One key aspect of the event was that user interaction on mobile devices (Apps) is clearly an important part of the new disrupting startups for B2C. Startups like (soon to launch) Trov, Finance Fox and KNIP focus on optimizing the customer experience and giving the user full control of their insurance on a small mobile screen. This might be the key why these companies already convinced investors to invest $38.8M, $5.5M and $18.3M respectively. The B2B startups mainly focused on the quality of their service and almost all offered an easy way to integrate with existing applications.
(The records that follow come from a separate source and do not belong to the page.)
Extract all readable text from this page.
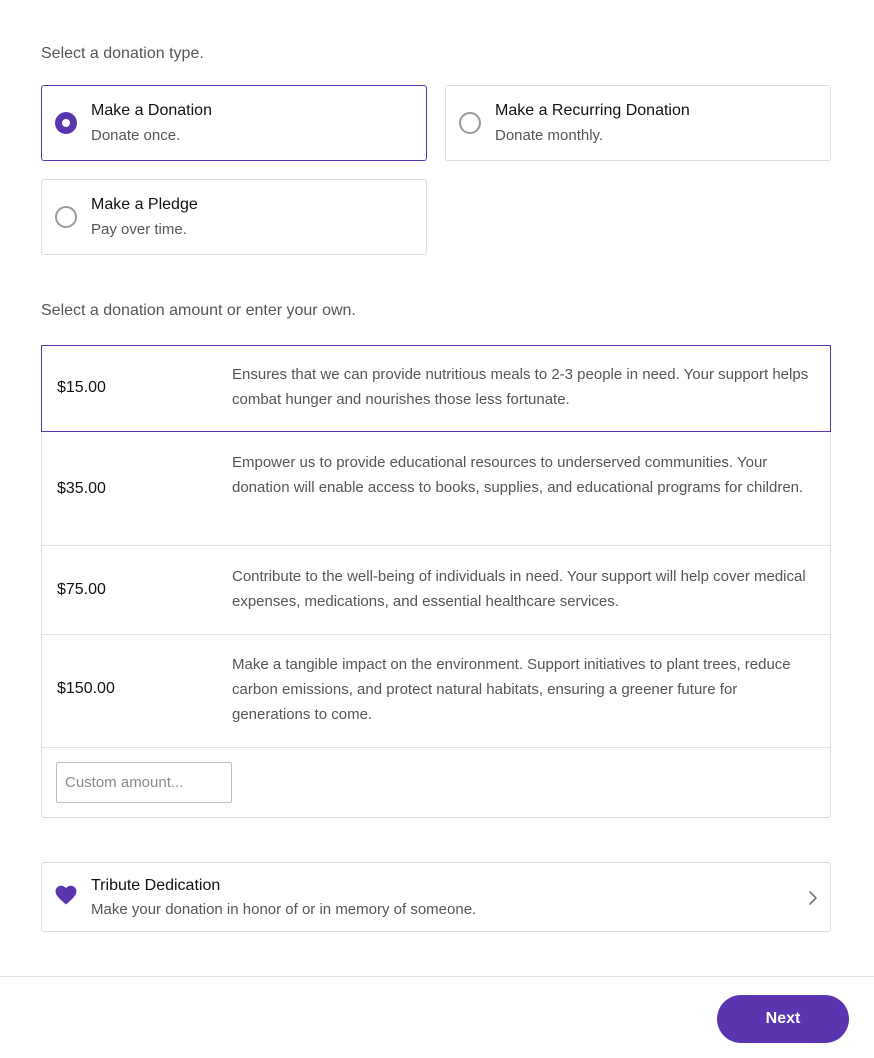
Select a donation type.
Make a Donation
Donate once.
Make a Recurring Donation
Donate monthly.
Make a Pledge
Pay over time.
Select a donation amount or enter your own.
$15.00
Ensures that we can provide nutritious meals to 2-3 people in need. Your support helps combat hunger and nourishes those less fortunate.
$35.00
Empower us to provide educational resources to underserved communities. Your donation will enable access to books, supplies, and educational programs for children.
$75.00
Contribute to the well-being of individuals in need. Your support will help cover medical expenses, medications, and essential healthcare services.
$150.00
Make a tangible impact on the environment. Support initiatives to plant trees, reduce carbon emissions, and protect natural habitats, ensuring a greener future for generations to come.
Custom amount...
Tribute Dedication
Make your donation in honor of or in memory of someone.
Next
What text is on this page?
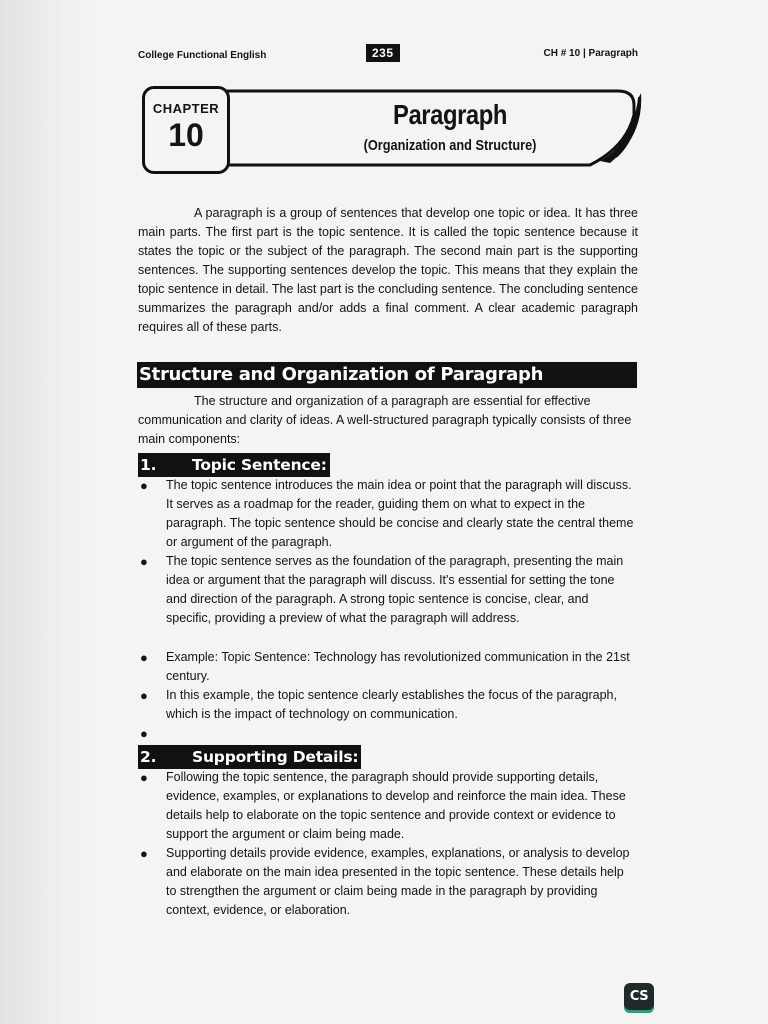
College Functional English	235	CH # 10 | Paragraph
CHAPTER
10
Paragraph
(Organization and Structure)
A paragraph is a group of sentences that develop one topic or idea. It has three main parts. The first part is the topic sentence. It is called the topic sentence because it states the topic or the subject of the paragraph. The second main part is the supporting sentences. The supporting sentences develop the topic. This means that they explain the topic sentence in detail. The last part is the concluding sentence. The concluding sentence summarizes the paragraph and/or adds a final comment. A clear academic paragraph requires all of these parts.
Structure and Organization of Paragraph
The structure and organization of a paragraph are essential for effective communication and clarity of ideas. A well-structured paragraph typically consists of three main components:
1. Topic Sentence:
● The topic sentence introduces the main idea or point that the paragraph will discuss. It serves as a roadmap for the reader, guiding them on what to expect in the paragraph. The topic sentence should be concise and clearly state the central theme or argument of the paragraph.
● The topic sentence serves as the foundation of the paragraph, presenting the main idea or argument that the paragraph will discuss. It's essential for setting the tone and direction of the paragraph. A strong topic sentence is concise, clear, and specific, providing a preview of what the paragraph will address.
● Example: Topic Sentence: Technology has revolutionized communication in the 21st century.
● In this example, the topic sentence clearly establishes the focus of the paragraph, which is the impact of technology on communication.
●
2. Supporting Details:
● Following the topic sentence, the paragraph should provide supporting details, evidence, examples, or explanations to develop and reinforce the main idea. These details help to elaborate on the topic sentence and provide context or evidence to support the argument or claim being made.
● Supporting details provide evidence, examples, explanations, or analysis to develop and elaborate on the main idea presented in the topic sentence. These details help to strengthen the argument or claim being made in the paragraph by providing context, evidence, or elaboration.
CS
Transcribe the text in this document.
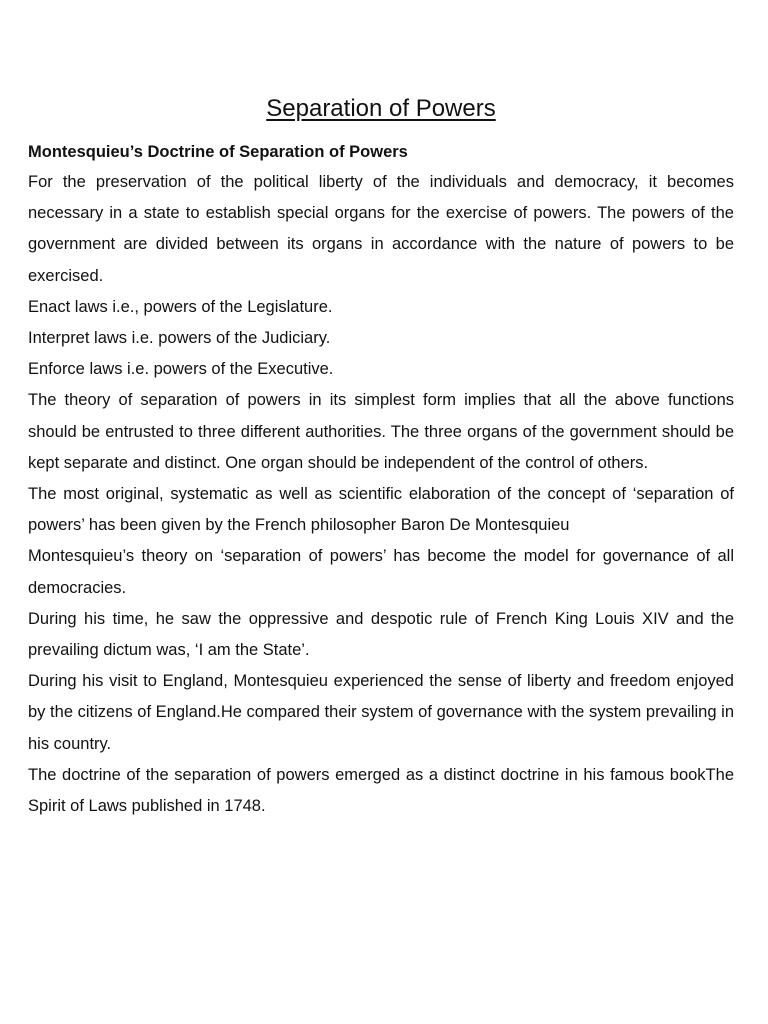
Separation of Powers
Montesquieu’s Doctrine of Separation of Powers

For the preservation of the political liberty of the individuals and democracy, it becomes necessary in a state to establish special organs for the exercise of powers. The powers of the government are divided between its organs in accordance with the nature of powers to be exercised.

Enact laws i.e., powers of the Legislature.

Interpret laws i.e. powers of the Judiciary.

Enforce laws i.e. powers of the Executive.

The theory of separation of powers in its simplest form implies that all the above functions should be entrusted to three different authorities. The three organs of the government should be kept separate and distinct. One organ should be independent of the control of others.

The most original, systematic as well as scientific elaboration of the concept of ‘separation of powers’ has been given by the French philosopher Baron De Montesquieu

Montesquieu’s theory on ‘separation of powers’ has become the model for governance of all democracies.

During his time, he saw the oppressive and despotic rule of French King Louis XIV and the prevailing dictum was, ‘I am the State’.

During his visit to England, Montesquieu experienced the sense of liberty and freedom enjoyed by the citizens of England.He compared their system of governance with the system prevailing in his country.

The doctrine of the separation of powers emerged as a distinct doctrine in his famous bookThe Spirit of Laws published in 1748.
Jouk Pleiter from Backbase stated that this is key and that insurers should open up their framework to interface with this new Insur-/Fintech partners.
A few different perspectives on insuring
“Insurtech is a broad term (as is Fintech), but it’s main focus is the replacement or improvement of insurance services”
Others startups on the DIA agenda focused on claim handling, fraud prevention with data, machine learning, digital distribution and gaining quantified-self metrics. The much discussed startup Lemonade unfortunately wasn’t present and our feeling is that the startups present at the DIA are only the tip of the iceberg, when it comes to promising new Insurtechs. Nonetheless, having a first time Insurtech centered event on this scale, could mark the beginning of a new chapter within the new digital insurance sector.
If there is a general take-away from DIA, then it would be that there are enough new and existing Insurtech startups that are ready to collaborate with traditional insurers to change the landscape together. New solutions within data analytics, machine learning, customer satisfaction, fraud prevention, marketing or rapid (app) development are within reach. For insurers it’s key to find these new companies and team up, to create a new ways to service your customers to maintain a competitive advantage within the digital insurance future.